My friend and I went through the Army together, though often separated in assignments. He went to Germany and I went to Korea, but when it was over, we reconnected our friendship when finally and joyously I was discharged in Seattle. We have been life-long friends ever since. Curiously, I've lost touch will all my other Army buddies. Through the years since the Army we have been spatially distanced, sometimes great distances (my wife and I lived for five years in Saudi Arabia), and temporally distanced, up to 11 time zones! But we were never greater than an "e-mail" away, and always "connected" in the metaphysical sense of friendship.

He has been through hell in his half-century on this planet. As connected as our friendship was, he was living with AS disconnected from any other human's understanding of what was ravaging his body. That is, until he met his AS support group. Even I, his best friend, could contribute nothing to alleviate his suffering, other than to continue to recognize his fragility and courage in the face of a consuming onslaught I couldn't begin to fathom in its ultimate devastation. As deep as our friendship was the width of the chasm of pain, and his suffering was to be borne alone. This is not a failing of friendship; it is the solitary ship we each steer into the stormy waves of the ocean of life. We all want just one thing: the calm, man, we all want the calm. In the storm it is easier to aim for the calm with friends sailing beside. But no one can jump ship to another. We are, all of us, alone in that sense. And alone he was for too many years suffering. Our friendship notwithstanding.
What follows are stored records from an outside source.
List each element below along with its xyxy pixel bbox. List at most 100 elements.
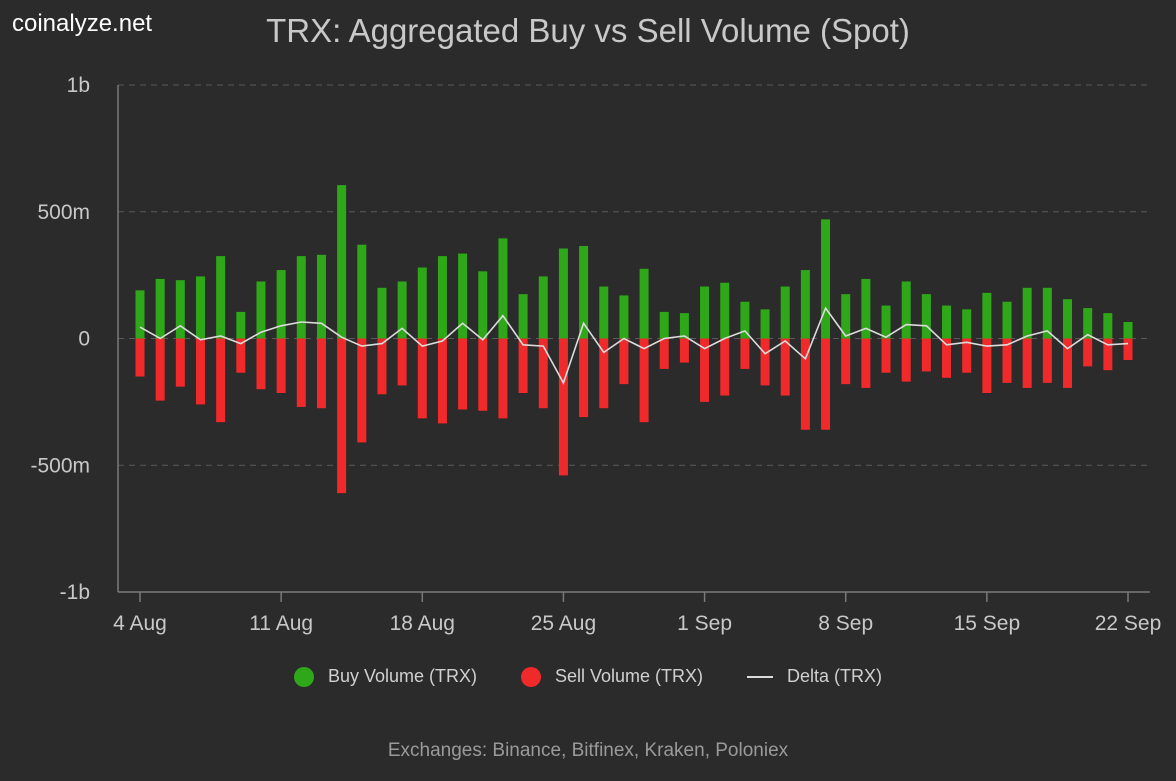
buy-volume-bar[interactable] <box>901 281 911 339</box>
sell-volume-bar[interactable] <box>982 338 992 394</box>
buy-volume-bar[interactable] <box>155 278 165 339</box>
buy-volume-bar[interactable] <box>1063 299 1073 339</box>
sell-volume-bar[interactable] <box>458 338 468 410</box>
sell-volume-bar[interactable] <box>679 338 689 363</box>
buy-volume-bar[interactable] <box>679 313 689 339</box>
sell-volume-bar[interactable] <box>478 338 488 411</box>
buy-volume-bar[interactable] <box>942 305 952 339</box>
sell-volume-bar[interactable] <box>316 338 326 409</box>
sell-volume-bar[interactable] <box>921 338 931 372</box>
buy-volume-bar[interactable] <box>437 256 447 339</box>
sell-volume-bar[interactable] <box>377 338 387 395</box>
sell-volume-bar[interactable] <box>1063 338 1073 388</box>
sell-volume-bar[interactable] <box>1083 338 1093 367</box>
sell-volume-bar[interactable] <box>195 338 205 405</box>
sell-volume-bar[interactable] <box>397 338 407 386</box>
buy-volume-bar[interactable] <box>740 301 750 339</box>
sell-volume-bar[interactable] <box>861 338 871 388</box>
buy-volume-bar[interactable] <box>357 244 367 339</box>
buy-volume-bar[interactable] <box>458 253 468 339</box>
sell-volume-bar[interactable] <box>296 338 306 407</box>
buy-volume-bar[interactable] <box>1123 322 1133 339</box>
sell-volume-bar[interactable] <box>558 338 568 476</box>
sell-volume-bar[interactable] <box>962 338 972 373</box>
buy-volume-bar[interactable] <box>962 309 972 339</box>
sell-volume-bar[interactable] <box>901 338 911 382</box>
sell-volume-bar[interactable] <box>821 338 831 430</box>
sell-volume-bar[interactable] <box>538 338 548 409</box>
buy-volume-bar[interactable] <box>276 270 286 339</box>
buy-volume-bar[interactable] <box>195 276 205 339</box>
buy-volume-bar[interactable] <box>579 245 589 339</box>
sell-volume-bar[interactable] <box>1042 338 1052 383</box>
buy-volume-bar[interactable] <box>296 256 306 339</box>
buy-volume-bar[interactable] <box>821 219 831 339</box>
delta-line[interactable] <box>139 306 1129 385</box>
buy-volume-bar[interactable] <box>1042 287 1052 339</box>
buy-volume-bar[interactable] <box>478 271 488 339</box>
buy-volume-bar[interactable] <box>982 292 992 339</box>
sell-volume-bar[interactable] <box>437 338 447 424</box>
sell-volume-bar[interactable] <box>841 338 851 385</box>
sell-volume-bar[interactable] <box>236 338 246 373</box>
buy-volume-bar[interactable] <box>639 268 649 339</box>
sell-volume-bar[interactable] <box>579 338 589 418</box>
buy-volume-bar[interactable] <box>841 294 851 339</box>
sell-volume-bar[interactable] <box>155 338 165 401</box>
sell-volume-bar[interactable] <box>1103 338 1113 371</box>
legend-item-buy[interactable]: Buy Volume (TRX) <box>293 666 477 687</box>
buy-volume-bar[interactable] <box>337 185 347 339</box>
sell-volume-bar[interactable] <box>800 338 810 430</box>
buy-volume-bar[interactable] <box>1083 308 1093 339</box>
sell-volume-bar[interactable] <box>619 338 629 385</box>
sell-volume-bar[interactable] <box>639 338 649 423</box>
legend-item-delta[interactable]: Delta (TRX) <box>747 666 882 687</box>
buy-volume-bar[interactable] <box>780 286 790 339</box>
sell-volume-bar[interactable] <box>337 338 347 494</box>
buy-volume-bar[interactable] <box>236 311 246 339</box>
sell-volume-bar[interactable] <box>1123 338 1133 361</box>
sell-volume-bar[interactable] <box>357 338 367 443</box>
sell-volume-bar[interactable] <box>599 338 609 409</box>
buy-volume-bar[interactable] <box>700 286 710 339</box>
buy-volume-bar[interactable] <box>538 276 548 339</box>
sell-volume-bar[interactable] <box>760 338 770 386</box>
sell-volume-bar[interactable] <box>175 338 185 387</box>
buy-volume-bar[interactable] <box>720 282 730 339</box>
sell-volume-bar[interactable] <box>881 338 891 373</box>
sell-volume-bar[interactable] <box>659 338 669 369</box>
sell-volume-bar[interactable] <box>1002 338 1012 383</box>
buy-volume-bar[interactable] <box>175 280 185 339</box>
sell-volume-bar[interactable] <box>417 338 427 419</box>
sell-volume-bar[interactable] <box>720 338 730 396</box>
buy-volume-bar[interactable] <box>599 286 609 339</box>
buy-volume-bar[interactable] <box>256 281 266 339</box>
sell-volume-bar[interactable] <box>740 338 750 369</box>
buy-volume-bar[interactable] <box>558 248 568 339</box>
sell-volume-bar[interactable] <box>518 338 528 394</box>
buy-volume-bar[interactable] <box>377 287 387 339</box>
sell-volume-bar[interactable] <box>276 338 286 394</box>
buy-volume-bar[interactable] <box>800 270 810 339</box>
buy-volume-bar[interactable] <box>1002 301 1012 339</box>
buy-volume-bar[interactable] <box>760 309 770 339</box>
buy-volume-bar[interactable] <box>216 256 226 339</box>
buy-volume-bar[interactable] <box>619 295 629 339</box>
sell-volume-bar[interactable] <box>1022 338 1032 388</box>
buy-volume-bar[interactable] <box>921 294 931 339</box>
brand-logo-text[interactable]: coinalyze.net <box>12 10 153 37</box>
buy-volume-bar[interactable] <box>1022 287 1032 339</box>
buy-volume-bar[interactable] <box>861 278 871 339</box>
buy-volume-bar[interactable] <box>881 305 891 339</box>
sell-volume-bar[interactable] <box>780 338 790 396</box>
buy-volume-bar[interactable] <box>417 267 427 339</box>
legend-item-sell[interactable]: Sell Volume (TRX) <box>520 666 703 687</box>
buy-volume-bar[interactable] <box>1103 313 1113 339</box>
sell-volume-bar[interactable] <box>216 338 226 423</box>
sell-volume-bar[interactable] <box>700 338 710 402</box>
buy-volume-bar[interactable] <box>397 281 407 339</box>
buy-volume-bar[interactable] <box>316 254 326 339</box>
buy-volume-bar[interactable] <box>518 294 528 339</box>
sell-volume-bar[interactable] <box>498 338 508 419</box>
buy-volume-bar[interactable] <box>498 238 508 339</box>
One can't even call AS an accident of heredity, for it is too thoroughly programmed into the thread of descendancy to be a happenstance. A famous geneticist once said, and sadly, I can't attribute the quote, "People die, but genes live forever." This is so true, and so profound, and there are few words to emotionally summarize its importance for the human genetic constitution. The gene that robbed his father's life didn't die with his father and neither did it skip him, and he too went into the trough of depression, the morass of pain and despair, like his father before him. He too has borne it with dignity; but in a different way. His isn't an "accepting" dignity, it is more a searching dignity, looking for answers that finally are following from the efforts of directed studies of this crippling and devastating quality-of-life-sucking affliction.

So, what he has today, unlike his father, what he didn't have even five years ago, is knowledge. With knowledge of the disease, there is more understanding. Where there was only the experience of pain, now there is awareness of its causal mechanisms. Not knowing what was good for him or bad, what contributed to his health, what harmed him, he was lost in a wilderness where he had no control of the progression of the disease, only the dreaded experience of it. That is changed now. He has been able, armed with new knowledge, to take back control of his quality of life.

I am most grateful that my friend found all of you. It doesn't diminish our comradeship; to the contrary, he has found many more friends allied in the common struggle, the important cause, the aim toward the calm in his life. And I am selfish in this regard: by sharing his friendship with you, I will enjoy his friendship the longer.

In all the years I have known him, he seems now, more than ever, in the arms of hope. His letters are more upbeat, more joyful. He seems more lifted these days than even a year ago. It hasn't been easy. It has been difficult. It has been a heroic quest, fighting for his life, and for his love of it.

And to those of you who share the pain of AS, share the quest for the knowledge base, help to spread the "good thoughts," the "good foods," the science, the studies, the medical practices that work, the medical misinformation that doesn't work, and most of all, the hope of control of the disease, to all of you, I tip my hat and say a loud "BRAVO" for your good work. Keep it going in these WEB pages. You are helping many more than just my friend.